First 2 flotillas -- this May and July -- to break crippling Israeli blockade were intercepted by Israeli naval forces
The third freedom flotilla set sail from Gaza into the Mediterranean on Sunday to challenge the decade-long Israeli blockade of the embattled enclave, a Palestinian NGO said.
“We announce today the launch of the third cruise of the Freedom Boat,” Bassam al-Manasra, spokesperson of Gaza’s National Committee for Breaking the Siege, told a news conference held in front of the Gaza port.
He emphasized that the aim of the cruise is to show that the Palestinians have the rights to territorial waters off the shores of Gaza.
“The construction of a port linking Palestine to the world is guaranteed under international law,” he added.
He called the flotilla a peaceful maritime demonstration against “Zionist terrorism.”
While he did not specify the boat’s route, previous flotillas set a goal of reaching the Eastern Mediterranean island of Cyprus.

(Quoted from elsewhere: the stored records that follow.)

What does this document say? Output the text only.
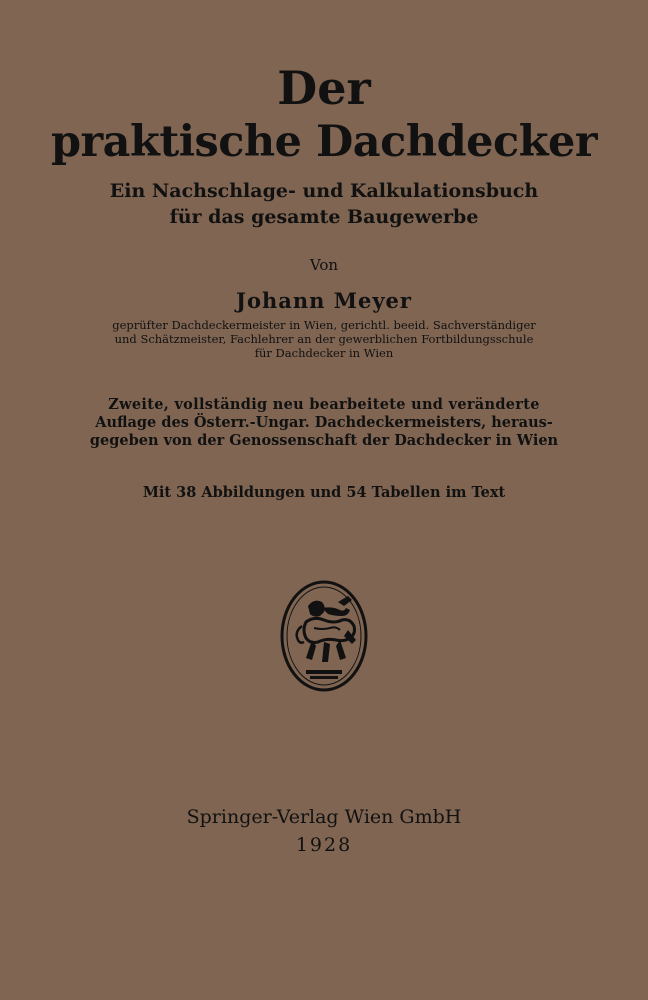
Der
praktische Dachdecker

Ein Nachschlage- und Kalkulationsbuch

für das gesamte Baugewerbe

Von

Johann Meyer

geprüfter Dachdeckermeister in Wien, gerichtl. beeid. Sachverständiger

und Schätzmeister, Fachlehrer an der gewerblichen Fortbildungsschule

für Dachdecker in Wien

Zweite, vollständig neu bearbeitete und veränderte

Auflage des Österr.-Ungar. Dachdeckermeisters, heraus-

gegeben von der Genossenschaft der Dachdecker in Wien

Mit 38 Abbildungen und 54 Tabellen im Text

Springer-Verlag Wien GmbH

1928
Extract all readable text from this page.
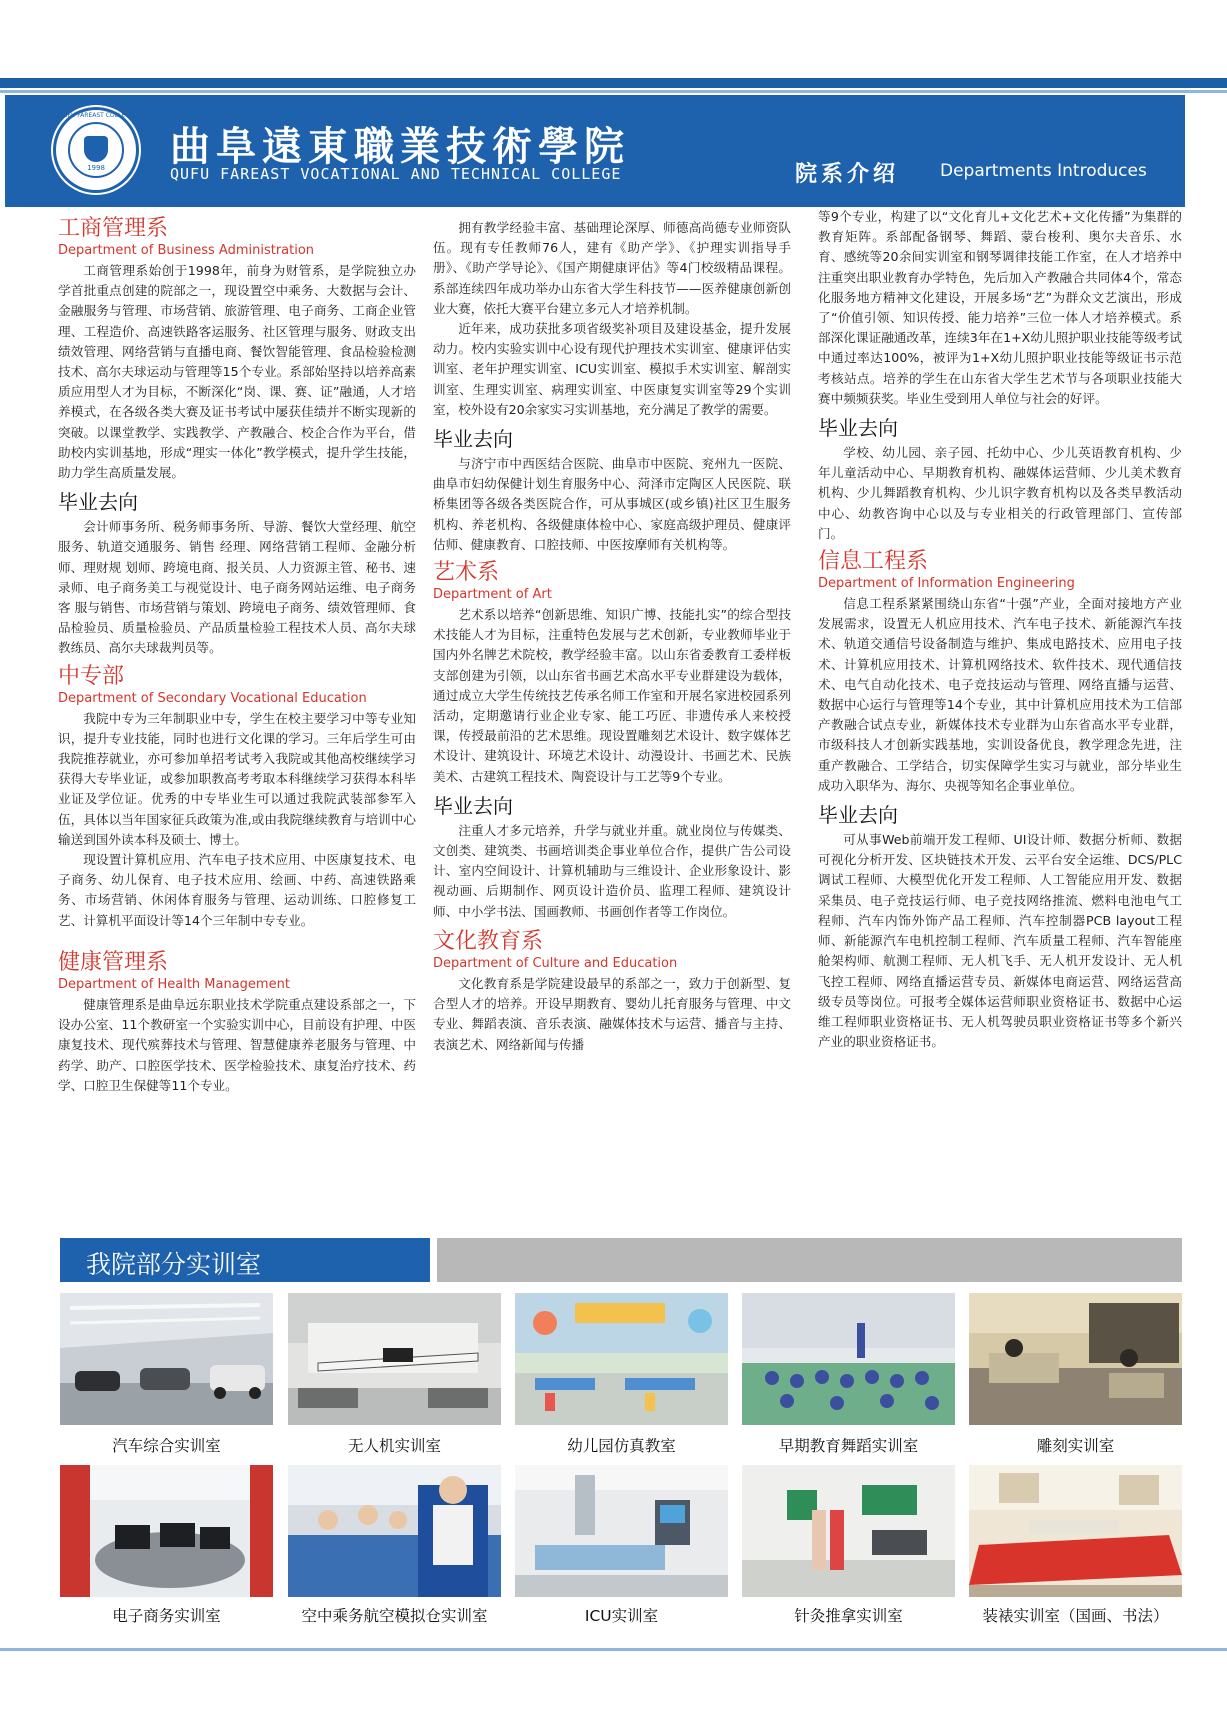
QUFU FAREAST COLLEGE
1998	曲阜遠東職業技術學院
QUFU FAREAST VOCATIONAL AND TECHNICAL COLLEGE	院系介绍 Departments Introduces
工商管理系
Department of Business Administration
工商管理系始创于1998年，前身为财管系，是学院独立办学首批重点创建的院部之一，现设置空中乘务、大数据与会计、金融服务与管理、市场营销、旅游管理、电子商务、工商企业管理、工程造价、高速铁路客运服务、社区管理与服务、财政支出绩效管理、网络营销与直播电商、餐饮智能管理、食品检验检测技术、高尔夫球运动与管理等15个专业。系部始坚持以培养高素质应用型人才为目标，不断深化“岗、课、赛、证”融通，人才培养模式，在各级各类大赛及证书考试中屡获佳绩并不断实现新的突破。以课堂教学、实践教学、产教融合、校企合作为平台，借助校内实训基地，形成“理实一体化”教学模式，提升学生技能，助力学生高质量发展。
毕业去向
会计师事务所、税务师事务所、导游、餐饮大堂经理、航空服务、轨道交通服务、销售 经理、网络营销工程师、金融分析师、理财规 划师、跨境电商、报关员、人力资源主管、秘书、速录师、电子商务美工与视觉设计、电子商务网站运维、电子商务客 服与销售、市场营销与策划、跨境电子商务、绩效管理师、食品检验员、质量检验员、产品质量检验工程技术人员、高尔夫球教练员、高尔夫球裁判员等。
中专部
Department of Secondary Vocational Education
我院中专为三年制职业中专，学生在校主要学习中等专业知识，提升专业技能，同时也进行文化课的学习。三年后学生可由我院推荐就业，亦可参加单招考试考入我院或其他高校继续学习获得大专毕业证，或参加职教高考考取本科继续学习获得本科毕业证及学位证。优秀的中专毕业生可以通过我院武装部参军入伍，具体以当年国家征兵政策为准,或由我院继续教育与培训中心输送到国外读本科及硕士、博士。
现设置计算机应用、汽车电子技术应用、中医康复技术、电子商务、幼儿保育、电子技术应用、绘画、中药、高速铁路乘务、市场营销、休闲体育服务与管理、运动训练、口腔修复工艺、计算机平面设计等14个三年制中专专业。
健康管理系
Department of Health Management
健康管理系是曲阜远东职业技术学院重点建设系部之一，下设办公室、11个教研室一个实验实训中心，目前设有护理、中医康复技术、现代殡葬技术与管理、智慧健康养老服务与管理、中药学、助产、口腔医学技术、医学检验技术、康复治疗技术、药学、口腔卫生保健等11个专业。
拥有教学经验丰富、基础理论深厚、师德高尚德专业师资队伍。现有专任教师76人，建有《助产学》、《护理实训指导手册》、《助产学导论》、《国产期健康评估》等4门校级精品课程。系部连续四年成功举办山东省大学生科技节——医养健康创新创业大赛，依托大赛平台建立多元人才培养机制。
近年来，成功获批多项省级奖补项目及建设基金，提升发展动力。校内实验实训中心设有现代护理技术实训室、健康评估实训室、老年护理实训室、ICU实训室、模拟手术实训室、解剖实训室、生理实训室、病理实训室、中医康复实训室等29个实训室，校外设有20余家实习实训基地，充分满足了教学的需要。
毕业去向
与济宁市中西医结合医院、曲阜市中医院、兖州九一医院、曲阜市妇幼保健计划生育服务中心、菏泽市定陶区人民医院、联桥集团等各级各类医院合作，可从事城区(或乡镇)社区卫生服务机构、养老机构、各级健康体检中心、家庭高级护理员、健康评估师、健康教育、口腔技师、中医按摩师有关机构等。
艺术系
Department of Art
艺术系以培养“创新思维、知识广博、技能扎实”的综合型技术技能人才为目标，注重特色发展与艺术创新，专业教师毕业于国内外名牌艺术院校，教学经验丰富。以山东省委教育工委样板支部创建为引领，以山东省书画艺术高水平专业群建设为载体，通过成立大学生传统技艺传承名师工作室和开展名家进校园系列活动，定期邀请行业企业专家、能工巧匠、非遗传承人来校授课，传授最前沿的艺术思维。现设置雕刻艺术设计、数字媒体艺术设计、建筑设计、环境艺术设计、动漫设计、书画艺术、民族美术、古建筑工程技术、陶瓷设计与工艺等9个专业。
毕业去向
注重人才多元培养，升学与就业并重。就业岗位与传媒类、文创类、建筑类、书画培训类企事业单位合作，提供广告公司设计、室内空间设计、计算机辅助与三维设计、企业形象设计、影视动画、后期制作、网页设计造价员、监理工程师、建筑设计师、中小学书法、国画教师、书画创作者等工作岗位。
文化教育系
Department of Culture and Education
文化教育系是学院建设最早的系部之一，致力于创新型、复合型人才的培养。开设早期教育、婴幼儿托育服务与管理、中文专业、舞蹈表演、音乐表演、融媒体技术与运营、播音与主持、表演艺术、网络新闻与传播
等9个专业，构建了以“文化育儿+文化艺术+文化传播”为集群的教育矩阵。系部配备钢琴、舞蹈、蒙台梭利、奥尔夫音乐、水育、感统等20余间实训室和钢琴调律技能工作室，在人才培养中注重突出职业教育办学特色，先后加入产教融合共同体4个，常态化服务地方精神文化建设，开展多场“艺”为群众文艺演出，形成了“价值引领、知识传授、能力培养”三位一体人才培养模式。系部深化课证融通改革，连续3年在1+X幼儿照护职业技能等级考试中通过率达100%，被评为1+X幼儿照护职业技能等级证书示范考核站点。培养的学生在山东省大学生艺术节与各项职业技能大赛中频频获奖。毕业生受到用人单位与社会的好评。
毕业去向
学校、幼儿园、亲子园、托幼中心、少儿英语教育机构、少年儿童活动中心、早期教育机构、融媒体运营师、少儿美术教育机构、少儿舞蹈教育机构、少儿识字教育机构以及各类早教活动中心、幼教咨询中心以及与专业相关的行政管理部门、宣传部门。
信息工程系
Department of Information Engineering
信息工程系紧紧围绕山东省“十强”产业，全面对接地方产业发展需求，设置无人机应用技术、汽车电子技术、新能源汽车技术、轨道交通信号设备制造与维护、集成电路技术、应用电子技术、计算机应用技术、计算机网络技术、软件技术、现代通信技术、电气自动化技术、电子竞技运动与管理、网络直播与运营、数据中心运行与管理等14个专业，其中计算机应用技术为工信部产教融合试点专业，新媒体技术专业群为山东省高水平专业群，市级科技人才创新实践基地，实训设备优良，教学理念先进，注重产教融合、工学结合，切实保障学生实习与就业，部分毕业生成功入职华为、海尔、央视等知名企事业单位。
毕业去向
可从事Web前端开发工程师、UI设计师、数据分析师、数据可视化分析开发、区块链技术开发、云平台安全运维、DCS/PLC调试工程师、大模型优化开发工程师、人工智能应用开发、数据采集员、电子竞技运行师、电子竞技网络推流、燃料电池电气工程师、汽车内饰外饰产品工程师、汽车控制器PCB layout工程师、新能源汽车电机控制工程师、汽车质量工程师、汽车智能座舱架构师、航测工程师、无人机飞手、无人机开发设计、无人机飞控工程师、网络直播运营专员、新媒体电商运营、网络运营高级专员等岗位。可报考全媒体运营师职业资格证书、数据中心运维工程师职业资格证书、无人机驾驶员职业资格证书等多个新兴产业的职业资格证书。
我院部分实训室
汽车综合实训室	无人机实训室	幼儿园仿真教室	早期教育舞蹈实训室	雕刻实训室
电子商务实训室	空中乘务航空模拟仓实训室	ICU实训室	针灸推拿实训室	装裱实训室（国画、书法）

This year the NGO launched two cruises -- on May 29 and July 10 -- in an attempt to break the ongoing Israeli blockade.
Both were intercepted by the Israeli navy.
The Gaza Strip has groaned under a crippling Israeli blockade since 2007, which has gutted the coastal enclave’s economy and deprived its roughly 2 million inhabitants of many basic commodities.
Since March, more than 157 people have been martyred and thousands more injured by Israeli army fire during the protests against the decades-long Israeli occupation and 11-year blockade on the Gaza Strip.